At times, the questions from some of the younger audience members betrayed a lack of political awareness and understanding, but far more often the questions D has been asked reveal a perspicacity that goes considerably deeper than just the mechanics of the U.S. electoral process. For example, one high school student asked D how it is possible to have peace and understanding after the elections if one’s preferred candidate loses – a powerful question in any context, but especially so for the first generation of Rwandans to come of age after the genocide.

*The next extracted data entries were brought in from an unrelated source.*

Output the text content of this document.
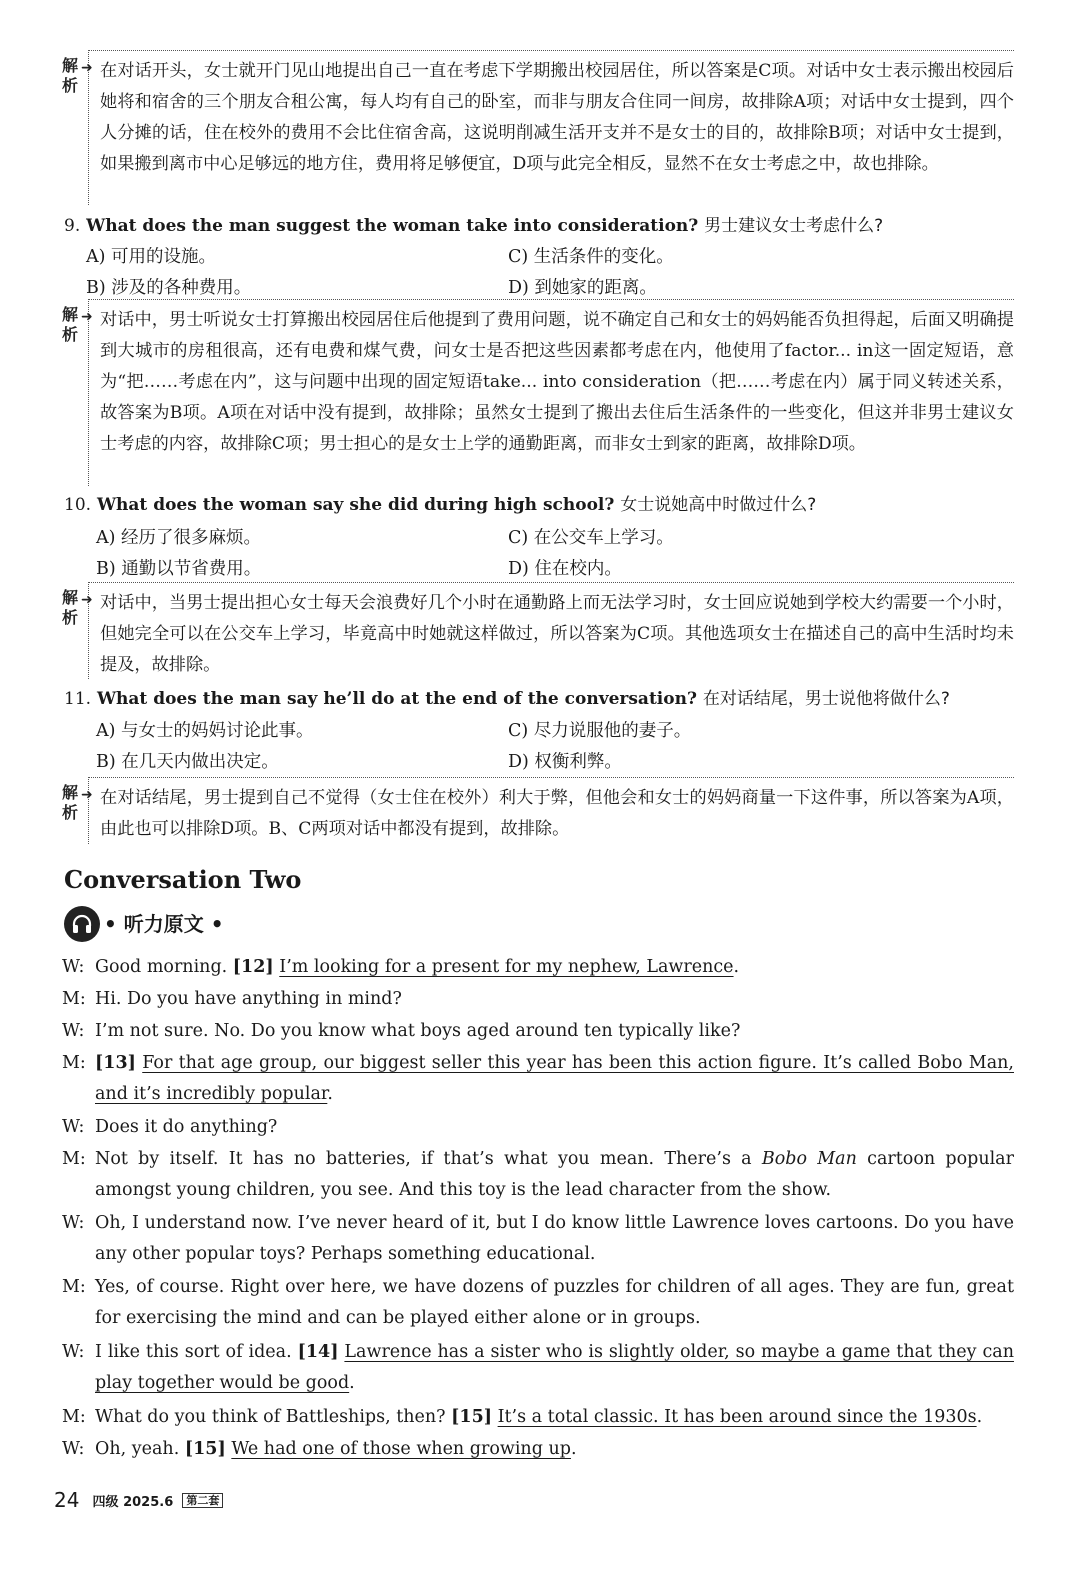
解析
➜ 在对话开头，女士就开门见山地提出自己一直在考虑下学期搬出校园居住，所以答案是C项。对话中女士表示搬出校园后她将和宿舍的三个朋友合租公寓，每人均有自己的卧室，而非与朋友合住同一间房，故排除A项；对话中女士提到，四个人分摊的话，住在校外的费用不会比住宿舍高，这说明削减生活开支并不是女士的目的，故排除B项；对话中女士提到，如果搬到离市中心足够远的地方住，费用将足够便宜，D项与此完全相反，显然不在女士考虑之中，故也排除。
9. What does the man suggest the woman take into consideration? 男士建议女士考虑什么?
A) 可用的设施。	C) 生活条件的变化。
B) 涉及的各种费用。	D) 到她家的距离。
解析
➜ 对话中，男士听说女士打算搬出校园居住后他提到了费用问题，说不确定自己和女士的妈妈能否负担得起，后面又明确提到大城市的房租很高，还有电费和煤气费，问女士是否把这些因素都考虑在内，他使用了factor... in这一固定短语，意为“把……考虑在内”，这与问题中出现的固定短语take... into consideration（把……考虑在内）属于同义转述关系，故答案为B项。A项在对话中没有提到，故排除；虽然女士提到了搬出去住后生活条件的一些变化，但这并非男士建议女士考虑的内容，故排除C项；男士担心的是女士上学的通勤距离，而非女士到家的距离，故排除D项。
10. What does the woman say she did during high school? 女士说她高中时做过什么?
A) 经历了很多麻烦。	C) 在公交车上学习。
B) 通勤以节省费用。	D) 住在校内。
解析
➜ 对话中，当男士提出担心女士每天会浪费好几个小时在通勤路上而无法学习时，女士回应说她到学校大约需要一个小时，但她完全可以在公交车上学习，毕竟高中时她就这样做过，所以答案为C项。其他选项女士在描述自己的高中生活时均未提及，故排除。
11. What does the man say he’ll do at the end of the conversation? 在对话结尾，男士说他将做什么?
A) 与女士的妈妈讨论此事。	C) 尽力说服他的妻子。
B) 在几天内做出决定。	D) 权衡利弊。
解析
➜ 在对话结尾，男士提到自己不觉得（女士住在校外）利大于弊，但他会和女士的妈妈商量一下这件事，所以答案为A项，由此也可以排除D项。B、C两项对话中都没有提到，故排除。
Conversation Two
• 听力原文 •
W: Good morning. [12] I’m looking for a present for my nephew, Lawrence.
M: Hi. Do you have anything in mind?
W: I’m not sure. No. Do you know what boys aged around ten typically like?
M: [13] For that age group, our biggest seller this year has been this action figure. It’s called Bobo Man, and it’s incredibly popular.
W: Does it do anything?
M: Not by itself. It has no batteries, if that’s what you mean. There’s a Bobo Man cartoon popular amongst young children, you see. And this toy is the lead character from the show.
W: Oh, I understand now. I’ve never heard of it, but I do know little Lawrence loves cartoons. Do you have any other popular toys? Perhaps something educational.
M: Yes, of course. Right over here, we have dozens of puzzles for children of all ages. They are fun, great for exercising the mind and can be played either alone or in groups.
W: I like this sort of idea. [14] Lawrence has a sister who is slightly older, so maybe a game that they can play together would be good.
M: What do you think of Battleships, then? [15] It’s a total classic. It has been around since the 1930s.
W: Oh, yeah. [15] We had one of those when growing up.
24 四级 2025.6 第二套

Another oft-asked question gets at the wider implication of the elections for our foreign policy. Many of D’s interlocutors have been quick to point out that Africa did not figure as a topic of conversation during the presidential debates. Even as they lamented this apparent lack of interest in the issues and conflicts that are most proximal to their lives, they wanted to know what the next White House administration had in store for their country, especially in light of the different temperaments of the two major party candidates – a question that provides ample fodder for good discussion even when treading carefully to avoid the appearance of partisanship.

With Election Day less than a week away, there is a palpable sense of campaign fatigue in the air. We too will be glad to put the elections behind us, though part of D will miss these talks and the opportunity they present to engage in the electoral process so many miles away from home.